Esta es una película que va hasta el fondo de la naturaleza humana: nos hace pensar y nos hace sentir. Enaltezco la razón, pero es a través de las emociones que la vida adquiere su sentido.

El reconocido director de cine Werner Herzog ha dicho muchas veces que él busca que en todas sus películas haya momentos sublimes. En Los reyes del mundo hay varios momentos sublimes, en los que la verdad se impone a través de la ficción, en los que la belleza surge de la fealdad, de la ambigüedad, en donde lo real parece surreal, porque hay cosas que son casi imposibles de imaginar. La verdad en Colombia supera cualquier ficción, y la talentosa Laura Mora reúne varios momentos de esos y los convierte en cine, y por medio del cine los convierte en experiencia vívida para el espectador. La película ofrece, además, la posibilidad de reconocer la belleza de nuestros paisajes y tiene momentos extraordinarios en los que son protagonistas la música y los coros tipo tragedia griega; también son bellísimos los sonidos que graba de la naturaleza. Los reyes del mundo nos lleva de una experiencia a otra experiencia, cada una más valiosa.

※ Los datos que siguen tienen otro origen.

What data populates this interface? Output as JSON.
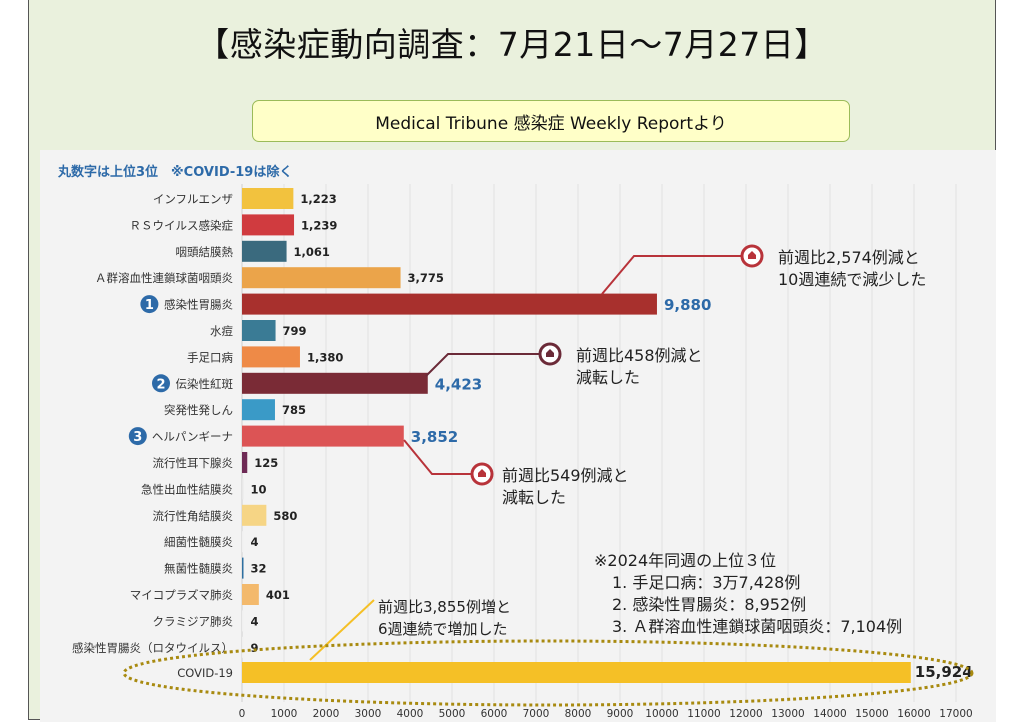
{
  "header": {
    "title": "【感染症動向調査：7月21日～7月27日】",
    "subtitle": "Medical Tribune 感染症 Weekly Reportより"
  },
  "chart_data": {
    "type": "bar",
    "orientation": "horizontal",
    "note": "丸数字は上位3位　※COVID-19は除く",
    "categories": [
      "インフルエンザ",
      "ＲＳウイルス感染症",
      "咽頭結膜熱",
      "Ａ群溶血性連鎖球菌咽頭炎",
      "感染性胃腸炎",
      "水痘",
      "手足口病",
      "伝染性紅斑",
      "突発性発しん",
      "ヘルパンギーナ",
      "流行性耳下腺炎",
      "急性出血性結膜炎",
      "流行性角結膜炎",
      "細菌性髄膜炎",
      "無菌性髄膜炎",
      "マイコプラズマ肺炎",
      "クラミジア肺炎",
      "感染性胃腸炎（ロタウイルス）",
      "COVID-19"
    ],
    "values": [
      1223,
      1239,
      1061,
      3775,
      9880,
      799,
      1380,
      4423,
      785,
      3852,
      125,
      10,
      580,
      4,
      32,
      401,
      4,
      9,
      15924
    ],
    "value_labels": [
      "1,223",
      "1,239",
      "1,061",
      "3,775",
      "9,880",
      "799",
      "1,380",
      "4,423",
      "785",
      "3,852",
      "125",
      "10",
      "580",
      "4",
      "32",
      "401",
      "4",
      "9",
      "15,924"
    ],
    "colors": [
      "#f2c23e",
      "#d03b3f",
      "#3a6a7e",
      "#eba44a",
      "#a8302d",
      "#3a7b95",
      "#ee8a47",
      "#7a2b36",
      "#3a9ac7",
      "#dc5455",
      "#6e2a55",
      "#e8e8e8",
      "#f6d585",
      "#f0f0f0",
      "#2e6fa0",
      "#f3b96c",
      "#f0f0f0",
      "#f0f0f0",
      "#f5c026"
    ],
    "rank_badges": [
      {
        "category_index": 4,
        "label": "1"
      },
      {
        "category_index": 7,
        "label": "2"
      },
      {
        "category_index": 9,
        "label": "3"
      }
    ],
    "highlight_value_indices": [
      4,
      7,
      9
    ],
    "x_ticks": [
      0,
      1000,
      2000,
      3000,
      4000,
      5000,
      6000,
      7000,
      8000,
      9000,
      10000,
      11000,
      12000,
      13000,
      14000,
      15000,
      16000,
      17000
    ],
    "xlim": [
      0,
      17000
    ],
    "annotations": [
      {
        "text_lines": [
          "前週比2,574例減と",
          "10週連続で減少した"
        ],
        "target_index": 4
      },
      {
        "text_lines": [
          "前週比458例減と",
          "減転した"
        ],
        "target_index": 7
      },
      {
        "text_lines": [
          "前週比549例減と",
          "減転した"
        ],
        "target_index": 9
      },
      {
        "text_lines": [
          "前週比3,855例増と",
          "6週連続で増加した"
        ],
        "target_index": 18
      }
    ],
    "comparison": {
      "heading": "※2024年同週の上位３位",
      "items": [
        "1. 手足口病：3万7,428例",
        "2. 感染性胃腸炎：8,952例",
        "3. Ａ群溶血性連鎖球菌咽頭炎：7,104例"
      ]
    }
  },
  "colors": {
    "annotation_line": "#b8333a",
    "annotation_line_dark": "#6b2a38",
    "covid_callout": "#f5c026",
    "ellipse_dotted": "#a88a10",
    "badge": "#2d6aa8",
    "panel_bg": "#eaf1dd"
  }
}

Recordemos al filósofo Pseudo Longino cuando, hablando de lo sublime, dijo:

Lo que es sublime no lleva a los oyentes a la persuasión sino a un estado de éxtasis; un discurso imponente, con el hechizo que arroja sobre nosotros, siempre prevalece sobre aquel que busca persuasión y gratificación. Usualmente podemos controlar nuestras creencias, pero la influencia de lo sublime trae consigo un poder y una fuerza irresistibles, imposibles de soportar, que reinan con dominio supremo sobre cada oyente…

Se trae a cuento lo sublime, pues a través de lo sublime nos elevamos por encima de nuestra propia naturaleza, somos capaces de tener una epifanía, somos capaces de ver la luz, de entender algo que percibimos y que volvemos una realidad nuestra.

Recomiendo una conversación muy valiosa entre Brian Green y Karen Armstrong. Armstrong es autora de varios libros de historia de las religiones y conversa con el físico director de Science Festival, Brian Green, sobre la evolución, la relación de la humanidad con la Tierra, la vida y el cosmos.